I just passed a drug test. My dealer has some explaining to do.
(Score: 4, Insightful) by Opportunist on Saturday October 29 2022, @09:08AM (3 children)
You don't trust your ISP to protect your data but you trust the VPN provider in a different country who you know fuck all about. Including what country they actually are in and who is in a perfect position to sell data about people who want to shield their browsing habits, very likely from governments who now have a single point they have to ask for data.
Yeah. Smart.
(Score: 4, Interesting) by Anonymous Coward on Saturday October 29 2022, @09:38AM (2 children)
It hides your IP from both your ISP and websites. Your ISP usually hates you, so good start. If the website gets hacked or is full of bad actors, no IP leak for you. This is usually an improvement.
(Score: 3, Interesting) by maxwell demon on Saturday October 29 2022, @06:44PM
It definitely doesn't hide your IP from your ISP. After all, your ISP is the one who gives you that IP. It does, however, hide from your ISP what you do on the internet (well, apart from the fact that you connect to that VPN provider).
The Tao of math: The numbers you can count are not the real numbers.
(Score: 2) by Opportunist on Saturday October 29 2022, @07:52PM
Yes, the only one who can sell the information what pages you visit is now the VPN provider.
Talk about a conflict of interests...
(Score: 5, Insightful) by darkfeline on Saturday October 29 2022, @11:07AM (2 children)
It's good to keep in mind that VPN is a concept, not a specific software or protocol. It's just a layer 3 proxy/tunnel (at least for the current discussion). Thinking of it like that, it should be pretty obvious what VPNs can and cannot provide.
Also:
> secure network
Haha, good joke. The concept of a "secure network" has been dead for years. If you don't treat every network as unsafe, you're doing it wrong.
Join the SDF Public Access UNIX System today!
(Score: 2) by rigrig on Saturday October 29 2022, @01:41PM
> If you don't treat every network as unsafe, you're doing it wrong.

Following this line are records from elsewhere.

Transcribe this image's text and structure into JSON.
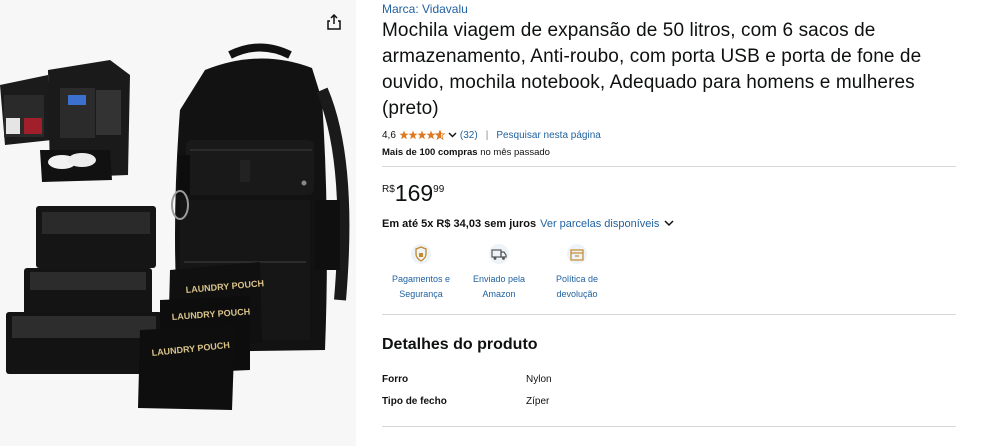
{
  "brand": "Marca: Vidavalu",
  "title": "Mochila viagem de expansão de 50 litros, com 6 sacos de armazenamento, Anti-roubo, com porta USB e porta de fone de ouvido, mochila notebook, Adequado para homens e mulheres (preto)",
  "rating": {
    "value": "4,6",
    "stars": 4.6,
    "count": "(32)",
    "separator": "|",
    "search_link": "Pesquisar nesta página"
  },
  "bought": {
    "bold": "Mais de 100 compras",
    "rest": "no mês passado"
  },
  "price": {
    "symbol": "R$",
    "whole": "169",
    "fraction": "99"
  },
  "installments": {
    "bold": "Em até 5x R$ 34,03 sem juros",
    "link": "Ver parcelas disponíveis"
  },
  "features": [
    {
      "icon": "shield-icon",
      "label_line1": "Pagamentos e",
      "label_line2": "Segurança"
    },
    {
      "icon": "truck-icon",
      "label_line1": "Enviado pela",
      "label_line2": "Amazon"
    },
    {
      "icon": "return-box-icon",
      "label_line1": "Política de",
      "label_line2": "devolução"
    }
  ],
  "details": {
    "title": "Detalhes do produto",
    "rows": [
      {
        "key": "Forro",
        "value": "Nylon"
      },
      {
        "key": "Tipo de fecho",
        "value": "Zíper"
      }
    ]
  },
  "colors": {
    "link": "#2162a1",
    "star": "#de7921",
    "text": "#0f1111",
    "divider": "#d5d9d9"
  },
  "image_text": {
    "pouch_label": "LAUNDRY POUCH"
  }
}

Sure, but there are tiers: you need to authenticate with the VPN server before you even get to connect to <internal service>'s login page.
No one remembers the singer.
(Score: 2) by maxwell demon on Saturday October 29 2022, @06:49PM
If you treat "secure" as a yes/no property, you're doing it wrong.
The Tao of math: The numbers you can count are not the real numbers.
(Score: 2) by corey on Saturday October 29 2022, @09:27PM
> "VPNs were originally designed to get into a secure network, but companies have repurposed them so you can escape a restrictive internet service provider you don't trust and access a free and safe one instead,"
These are the same in my mind. At least the wording he uses. The safe one, isn’t very safe, if he’s referring to the internet on the other end of a vpn tunnel.